Ketika aku membuka mata aku baru sadar kalau semuanya hanya mimpi belaka. Jadi ingat, pertemuan itu memang terjadi tetapi di alam mimpiku. Yaa,, mimpi memang sering kali tidak logis. Beberapa waktu lalu memang aku sempat menulis artikel tentang pak Nash, dan karena bingungnya mau menulis apa dan siapa, mungkin itu yang membuat aku bermimpi tentang kejadian semacam itu.
Apa yang tejadi pada mimpi saya memang bukanlah kenyataan. Namun pak John Forbes Nash memang merupakan salah seorang tokoh matematikawan yang berhasil menciptakan konsep ekonomi yang hingga kini dijadikan sebagai dasar teori ekonomi kontemporer. Pada tanggal 11 Oktober 1994 Beliau berhasil memenangkan Hadiah Nobel karena teorinya tersebut.

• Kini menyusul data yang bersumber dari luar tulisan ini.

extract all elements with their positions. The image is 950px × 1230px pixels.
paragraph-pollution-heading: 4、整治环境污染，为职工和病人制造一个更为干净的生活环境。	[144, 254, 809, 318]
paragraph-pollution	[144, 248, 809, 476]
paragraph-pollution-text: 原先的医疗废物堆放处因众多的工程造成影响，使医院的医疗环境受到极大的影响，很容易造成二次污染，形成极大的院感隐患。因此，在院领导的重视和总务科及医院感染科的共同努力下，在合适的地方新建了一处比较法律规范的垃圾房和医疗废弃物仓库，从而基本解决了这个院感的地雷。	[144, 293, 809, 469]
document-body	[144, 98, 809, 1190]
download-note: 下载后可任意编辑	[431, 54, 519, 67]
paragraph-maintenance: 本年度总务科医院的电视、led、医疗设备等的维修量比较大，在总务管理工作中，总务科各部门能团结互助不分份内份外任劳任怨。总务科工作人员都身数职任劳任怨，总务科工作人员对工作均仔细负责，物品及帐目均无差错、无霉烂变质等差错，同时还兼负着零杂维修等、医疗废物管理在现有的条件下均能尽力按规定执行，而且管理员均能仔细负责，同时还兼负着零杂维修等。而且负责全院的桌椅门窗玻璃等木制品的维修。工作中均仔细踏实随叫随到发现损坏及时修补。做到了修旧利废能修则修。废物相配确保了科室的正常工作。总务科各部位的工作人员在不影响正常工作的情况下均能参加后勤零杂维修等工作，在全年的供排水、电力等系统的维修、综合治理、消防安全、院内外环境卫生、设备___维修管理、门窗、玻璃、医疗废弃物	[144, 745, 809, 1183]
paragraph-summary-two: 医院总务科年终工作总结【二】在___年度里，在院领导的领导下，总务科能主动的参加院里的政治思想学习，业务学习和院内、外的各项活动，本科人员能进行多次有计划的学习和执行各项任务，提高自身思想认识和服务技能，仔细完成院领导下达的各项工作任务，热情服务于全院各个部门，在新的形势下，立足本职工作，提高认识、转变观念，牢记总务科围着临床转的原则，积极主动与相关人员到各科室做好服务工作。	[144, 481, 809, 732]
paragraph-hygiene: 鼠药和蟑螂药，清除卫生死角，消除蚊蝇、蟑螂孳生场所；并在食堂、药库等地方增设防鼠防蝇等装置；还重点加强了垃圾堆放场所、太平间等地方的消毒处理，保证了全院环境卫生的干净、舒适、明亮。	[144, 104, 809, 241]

Ada beberapa rahasia yang mungkin tidak diketahui oleh nash yakni neliau tidak pernah membaca buku karya orang lain, karena menurutnya buku- buku itu akan mencampuri idenya sendiri untuk berkarya. Perjalanan hidup ilmuwan lulusan Carnegie Mellon University dan Princetn University ini diiringi dengan banyak kegagalan dan amsalah hidup yang selalu menghantuinya. Denga dukungan penuh dari ibu, itri dan saudaranya Nash akhirnya berhasil mengalahkan penyakit skizfrenia dan bersedia membuka aibnya bahwa beliau pernah mengalami gangguan skizfreia agar masyarakat dapat memetik pelajaran dari perjalanan hidupnya. Prof, John farbes Nash Jr. memang merupakan pemenang, baik dalam ilmu pengetahuan maupun dalam perjuangan hidup melawan penyakitnya.